Local politicians and business owners criticize Hawaii’s new COVID-19 pre-travel policy

Last week, Hawaii Gov. David Ige tightened the state’s COVID-19 pre-travel plans, requiring all travelers to have a confirmed negative coronavirus test before arriving in the island nation.

The previous policy allowed travelers who had not been tested to quarantine until their test results came back. Under the new policy, travelers must show proof of a negative coronavirus test. Otherwise, they will be quarantined for two weeks, even if test results come back negative.

The policy change has upset local politicians and business owners, including Hawaii House Speaker Scott Saiki, according to the Honolulu Civil Beat. Some critics cite the island’s low infection rate of visitors and its recovering economy as reason enough to stick to the original policy.
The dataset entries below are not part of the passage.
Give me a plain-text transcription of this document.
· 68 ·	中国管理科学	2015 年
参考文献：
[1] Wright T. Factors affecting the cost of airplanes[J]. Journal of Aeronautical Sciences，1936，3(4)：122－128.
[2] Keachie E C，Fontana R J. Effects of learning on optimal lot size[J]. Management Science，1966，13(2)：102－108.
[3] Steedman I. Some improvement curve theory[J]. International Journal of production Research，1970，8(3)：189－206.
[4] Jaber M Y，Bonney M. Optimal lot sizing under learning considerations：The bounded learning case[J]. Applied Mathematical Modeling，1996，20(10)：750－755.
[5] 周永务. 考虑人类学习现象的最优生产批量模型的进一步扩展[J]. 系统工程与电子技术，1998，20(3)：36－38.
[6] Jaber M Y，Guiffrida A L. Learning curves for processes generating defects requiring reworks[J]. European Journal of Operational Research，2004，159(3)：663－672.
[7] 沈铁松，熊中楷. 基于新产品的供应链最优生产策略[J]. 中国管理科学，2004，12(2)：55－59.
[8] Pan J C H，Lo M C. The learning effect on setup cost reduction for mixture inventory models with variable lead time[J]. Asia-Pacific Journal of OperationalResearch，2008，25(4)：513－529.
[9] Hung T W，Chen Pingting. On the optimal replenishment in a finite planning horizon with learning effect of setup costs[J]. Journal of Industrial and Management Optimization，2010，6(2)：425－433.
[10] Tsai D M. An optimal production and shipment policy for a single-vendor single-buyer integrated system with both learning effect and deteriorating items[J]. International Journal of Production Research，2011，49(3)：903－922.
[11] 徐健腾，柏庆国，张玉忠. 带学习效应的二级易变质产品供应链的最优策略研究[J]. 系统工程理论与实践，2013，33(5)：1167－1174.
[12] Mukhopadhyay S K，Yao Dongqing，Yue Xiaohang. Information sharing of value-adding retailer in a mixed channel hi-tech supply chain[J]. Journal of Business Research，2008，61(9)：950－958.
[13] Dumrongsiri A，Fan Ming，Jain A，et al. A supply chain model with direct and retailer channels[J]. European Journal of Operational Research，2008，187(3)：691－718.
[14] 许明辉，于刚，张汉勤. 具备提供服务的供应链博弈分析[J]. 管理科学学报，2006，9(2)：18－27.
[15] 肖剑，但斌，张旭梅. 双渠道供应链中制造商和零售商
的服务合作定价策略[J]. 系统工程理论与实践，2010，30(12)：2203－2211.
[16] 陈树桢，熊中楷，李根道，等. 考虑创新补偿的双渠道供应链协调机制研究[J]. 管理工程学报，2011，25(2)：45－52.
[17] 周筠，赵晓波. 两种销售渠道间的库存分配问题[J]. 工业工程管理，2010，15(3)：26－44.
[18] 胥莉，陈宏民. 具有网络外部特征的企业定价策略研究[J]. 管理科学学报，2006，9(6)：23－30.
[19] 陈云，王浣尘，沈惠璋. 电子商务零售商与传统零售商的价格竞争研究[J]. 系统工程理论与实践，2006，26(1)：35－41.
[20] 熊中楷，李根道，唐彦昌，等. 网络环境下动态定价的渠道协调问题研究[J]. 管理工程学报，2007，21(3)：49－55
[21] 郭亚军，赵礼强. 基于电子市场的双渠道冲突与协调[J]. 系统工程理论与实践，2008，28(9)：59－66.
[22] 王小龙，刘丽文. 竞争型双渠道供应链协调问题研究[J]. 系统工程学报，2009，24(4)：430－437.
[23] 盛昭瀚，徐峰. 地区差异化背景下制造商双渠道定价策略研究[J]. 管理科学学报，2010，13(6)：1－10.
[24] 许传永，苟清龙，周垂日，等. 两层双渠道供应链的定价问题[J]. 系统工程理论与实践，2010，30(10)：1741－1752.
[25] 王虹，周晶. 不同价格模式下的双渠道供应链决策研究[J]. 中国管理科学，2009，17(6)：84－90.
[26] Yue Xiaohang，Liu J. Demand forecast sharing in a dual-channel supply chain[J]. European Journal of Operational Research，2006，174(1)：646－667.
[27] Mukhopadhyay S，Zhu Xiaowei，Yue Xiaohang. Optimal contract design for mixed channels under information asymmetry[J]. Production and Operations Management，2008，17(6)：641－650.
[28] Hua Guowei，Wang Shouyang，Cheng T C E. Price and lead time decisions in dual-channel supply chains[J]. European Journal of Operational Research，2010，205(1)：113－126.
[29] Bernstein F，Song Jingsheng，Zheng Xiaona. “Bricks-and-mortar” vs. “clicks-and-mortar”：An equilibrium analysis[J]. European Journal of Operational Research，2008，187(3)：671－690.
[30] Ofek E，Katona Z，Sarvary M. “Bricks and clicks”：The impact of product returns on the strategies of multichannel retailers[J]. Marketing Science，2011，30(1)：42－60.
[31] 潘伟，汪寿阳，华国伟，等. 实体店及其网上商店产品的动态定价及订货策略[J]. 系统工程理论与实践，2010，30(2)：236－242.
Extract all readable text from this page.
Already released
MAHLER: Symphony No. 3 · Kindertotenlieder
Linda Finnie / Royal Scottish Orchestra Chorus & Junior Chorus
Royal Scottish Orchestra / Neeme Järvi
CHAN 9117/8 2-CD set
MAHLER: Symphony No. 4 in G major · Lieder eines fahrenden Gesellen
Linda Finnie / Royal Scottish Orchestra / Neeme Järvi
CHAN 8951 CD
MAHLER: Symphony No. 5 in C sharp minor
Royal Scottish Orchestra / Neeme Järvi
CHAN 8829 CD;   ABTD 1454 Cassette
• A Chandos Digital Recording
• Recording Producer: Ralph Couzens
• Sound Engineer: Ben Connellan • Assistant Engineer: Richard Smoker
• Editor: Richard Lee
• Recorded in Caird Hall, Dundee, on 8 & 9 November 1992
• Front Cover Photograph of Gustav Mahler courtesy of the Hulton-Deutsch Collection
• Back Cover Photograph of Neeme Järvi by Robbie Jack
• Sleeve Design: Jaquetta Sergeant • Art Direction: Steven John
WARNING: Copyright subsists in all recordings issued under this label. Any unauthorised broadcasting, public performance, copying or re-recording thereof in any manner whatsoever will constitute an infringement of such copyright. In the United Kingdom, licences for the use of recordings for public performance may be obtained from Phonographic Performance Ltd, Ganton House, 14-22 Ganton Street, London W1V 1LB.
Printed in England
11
“This doesn’t serve the public very well,” Saiki said in a bi-monthly meeting this past Monday of the Hawaii House Select Committee on COVID-19 Economic and Financial Preparedness.

Mufi Hannemann, the former Honolulu mayor who now heads the Hawaii Lodging and Tourism Association, said the tourism industry group had grave concerns. Hannemann alleged Ige’s administration had not consulted any of them in their decision making.

Following criticism, Ige released a statement on Monday saying the policy change was meant to protect the island’s residents and to prepare for an upcoming holiday season that was likely to see a greater number of travelers.